Using the Governor’s estimates of 40,000 state employees, and accounting for the low subsidization and high cost of the very generous benefits they would need to get in the exchange, I estimate that it would cost state employees about $425 million out of their own pockets to replicate in the exchange what they get today from the state. Accounting for the amount already paid by employees ($63 million after tax), that is a net increase in cost to them of $362 million. Providing a raise to state employees sufficient to offset that cost would cost the state about $496 million, which is itself an understatement since the higher wages would lower the employees’ subsidies and require additional raises. Add to that the $80 million the state would have to pay in free rider assessment, and the cost to the state is $576 million. Thus, by dropping insurance, the state wouldn’t save money, as Bredesen claims. It would incur a new cost of around $230 million--and, along the way, displace state employees from their existing source of insurance. I find it hard to believe Bredesen--or any sane governor--would even think about doing that.

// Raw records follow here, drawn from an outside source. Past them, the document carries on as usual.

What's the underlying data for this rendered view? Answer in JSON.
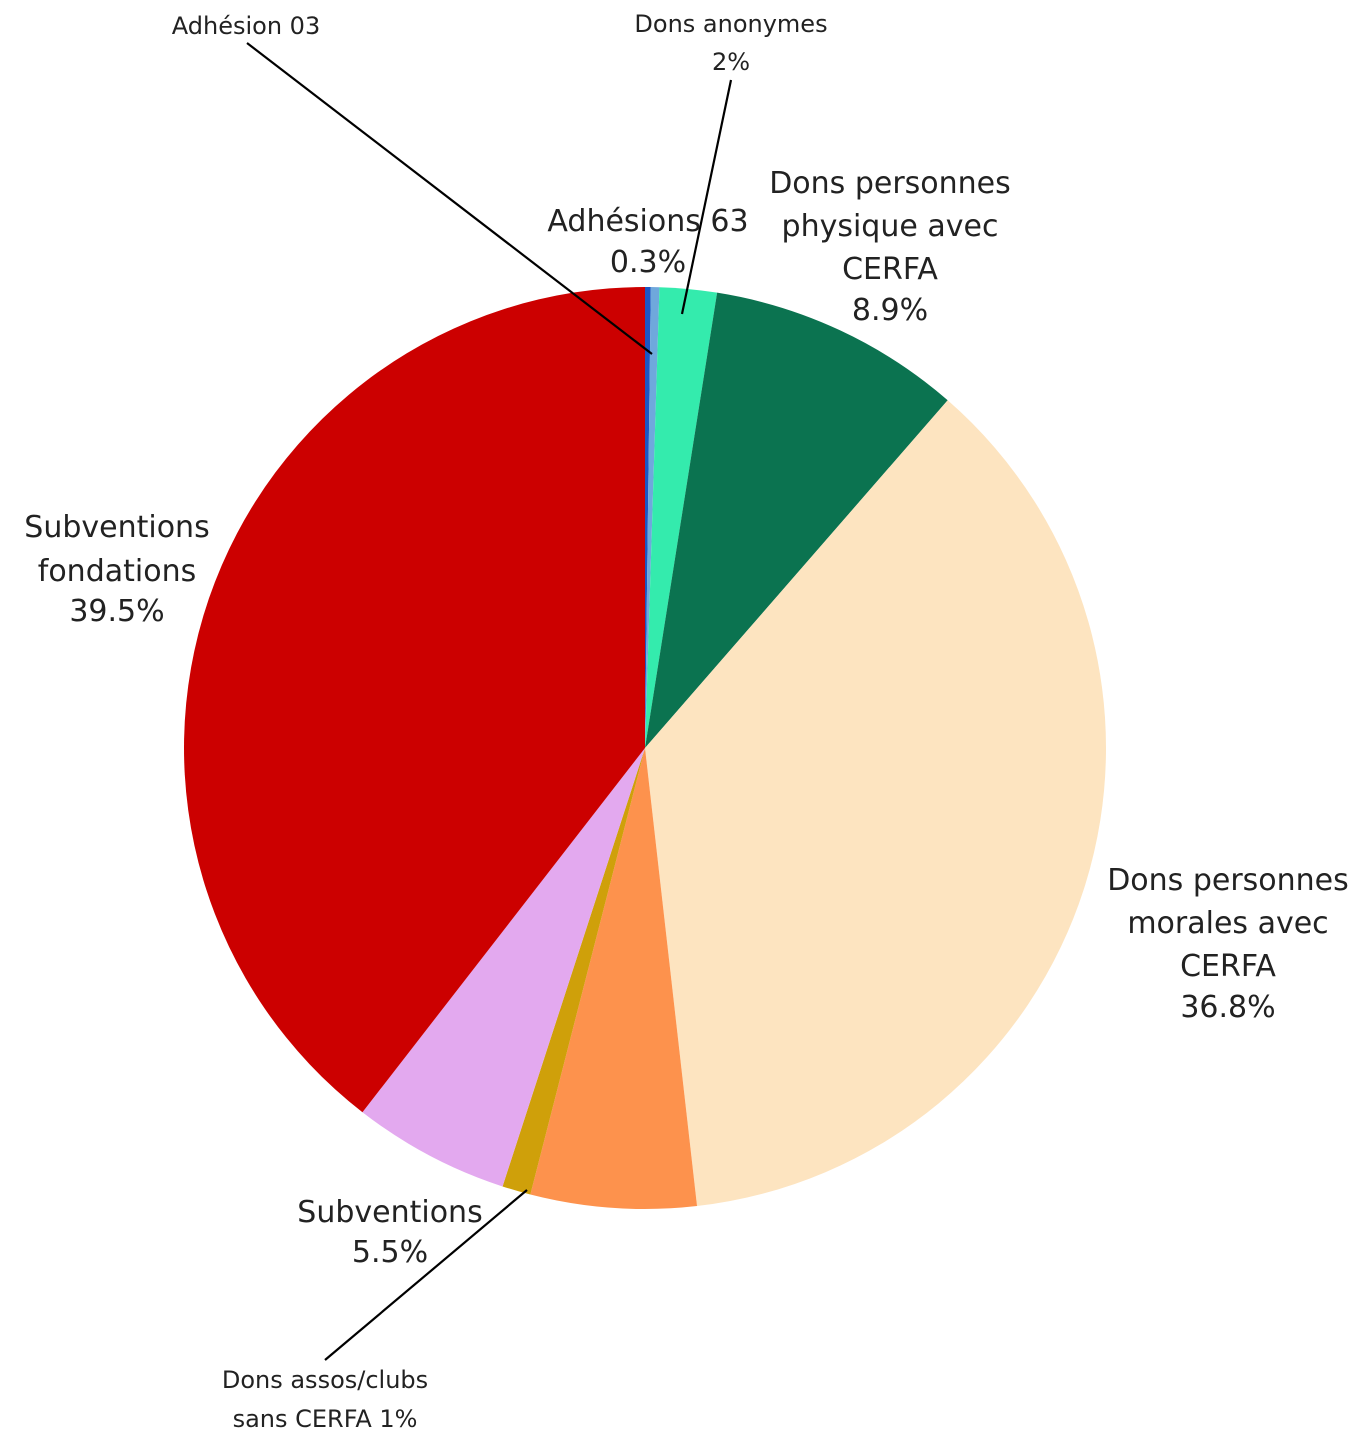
{
  "chart_data": {
    "type": "pie",
    "start_angle_deg": 0,
    "direction": "clockwise",
    "slices": [
      {
        "key": "adhesion-03",
        "name": "Adhésion 03",
        "value": 0.2,
        "label": "",
        "color": "#1a56c4"
      },
      {
        "key": "adhesions-63",
        "name": "Adhésions 63",
        "value": 0.3,
        "label": "0.3%",
        "color": "#6fa8dc"
      },
      {
        "key": "dons-anonymes",
        "name": "Dons anonymymes",
        "value": 2,
        "label": "2%",
        "color": "#34ebad"
      },
      {
        "key": "dons-pp-cerfa",
        "name": "Dons personnes physique avec CERFA",
        "value": 8.9,
        "label": "8.9%",
        "color": "#0b7350"
      },
      {
        "key": "dons-pm-cerfa",
        "name": "Dons personnes morales avec CERFA",
        "value": 36.8,
        "label": "36.8%",
        "color": "#fde4c0"
      },
      {
        "key": "orange",
        "name": "",
        "value": 5.8,
        "label": "",
        "color": "#fd924d"
      },
      {
        "key": "dons-assos",
        "name": "Dons assos/clubs sans CERFA",
        "value": 1,
        "label": "1%",
        "color": "#cfa00a"
      },
      {
        "key": "subventions",
        "name": "Subventions",
        "value": 5.5,
        "label": "5.5%",
        "color": "#e3a9ef"
      },
      {
        "key": "subventions-fondations",
        "name": "Subventions fondations",
        "value": 39.5,
        "label": "39.5%",
        "color": "#cc0000"
      }
    ]
  },
  "labels": {
    "adhesion_03": "Adhésion 03",
    "dons_anonymes_line1": "Dons anonymes",
    "dons_anonymes_line2": "2%",
    "adhesions_63_line1": "Adhésions 63",
    "adhesions_63_line2": "0.3%",
    "dons_pp_line1": "Dons personnes",
    "dons_pp_line2": "physique avec",
    "dons_pp_line3": "CERFA",
    "dons_pp_line4": "8.9%",
    "dons_pm_line1": "Dons personnes",
    "dons_pm_line2": "morales avec",
    "dons_pm_line3": "CERFA",
    "dons_pm_line4": "36.8%",
    "sub_fond_line1": "Subventions",
    "sub_fond_line2": "fondations",
    "sub_fond_line3": "39.5%",
    "sub_line1": "Subventions",
    "sub_line2": "5.5%",
    "dons_assos_line1": "Dons assos/clubs",
    "dons_assos_line2": "sans CERFA 1%"
  }
}
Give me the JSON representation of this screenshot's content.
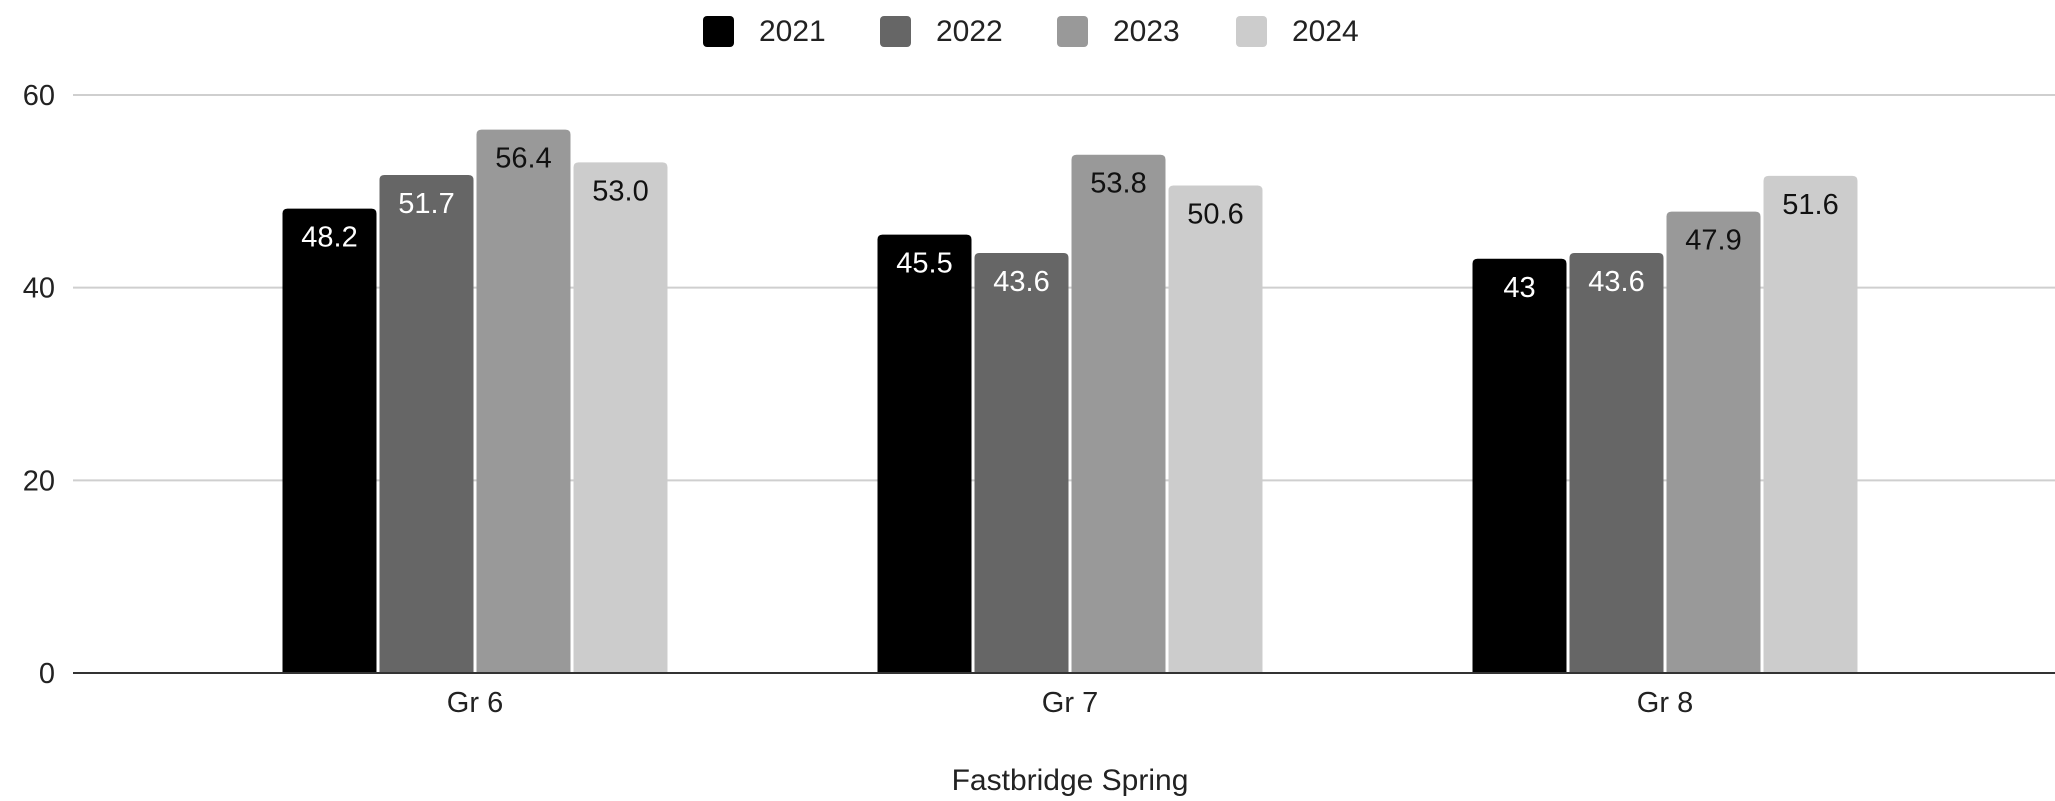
{
  "chart_data": {
    "type": "bar",
    "title": "",
    "xlabel": "Fastbridge Spring",
    "ylabel": "",
    "ylim": [
      0,
      60
    ],
    "yticks": [
      0,
      20,
      40,
      60
    ],
    "grid": true,
    "legend_position": "top",
    "categories": [
      "Gr 6",
      "Gr 7",
      "Gr 8"
    ],
    "series": [
      {
        "name": "2021",
        "color": "#000000",
        "label_color": "#ffffff",
        "values": [
          48.2,
          45.5,
          43
        ],
        "labels": [
          "48.2",
          "45.5",
          "43"
        ]
      },
      {
        "name": "2022",
        "color": "#666666",
        "label_color": "#ffffff",
        "values": [
          51.7,
          43.6,
          43.6
        ],
        "labels": [
          "51.7",
          "43.6",
          "43.6"
        ]
      },
      {
        "name": "2023",
        "color": "#999999",
        "label_color": "#111111",
        "values": [
          56.4,
          53.8,
          47.9
        ],
        "labels": [
          "56.4",
          "53.8",
          "47.9"
        ]
      },
      {
        "name": "2024",
        "color": "#cccccc",
        "label_color": "#111111",
        "values": [
          53.0,
          50.6,
          51.6
        ],
        "labels": [
          "53.0",
          "50.6",
          "51.6"
        ]
      }
    ]
  }
}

Bredesen ignores one other important point: Employer-sponsored insurance in the U.S. is already eroding, on its own. The share of individuals with employer-sponsored coverage has declined by almost 15 percent over the past decade. These individuals have to turn to a broken and dysfunctional non-group market, resulting in higher premiums, growing rates of uninsurance, and increased medical bankruptcy. These are exactly the individuals who will be assisted by the market reforms and tax credits put in place by Affordable Care Act.
Bredesen, in other words, has it backwards. The Affordable Care Act will not lead to widespread erosion of employer-sponsored insurance. Rather, it will provide the necessary protection for those who are suffering from the erosion that is already taking place.
Jonathan Gruber is a professor of economics at MIT and member of the Massachusetts Health Connector Authority Board. He has served as a paid technical consultant to the Department of Health and Human Services and continues to advise policymakers about health care reform.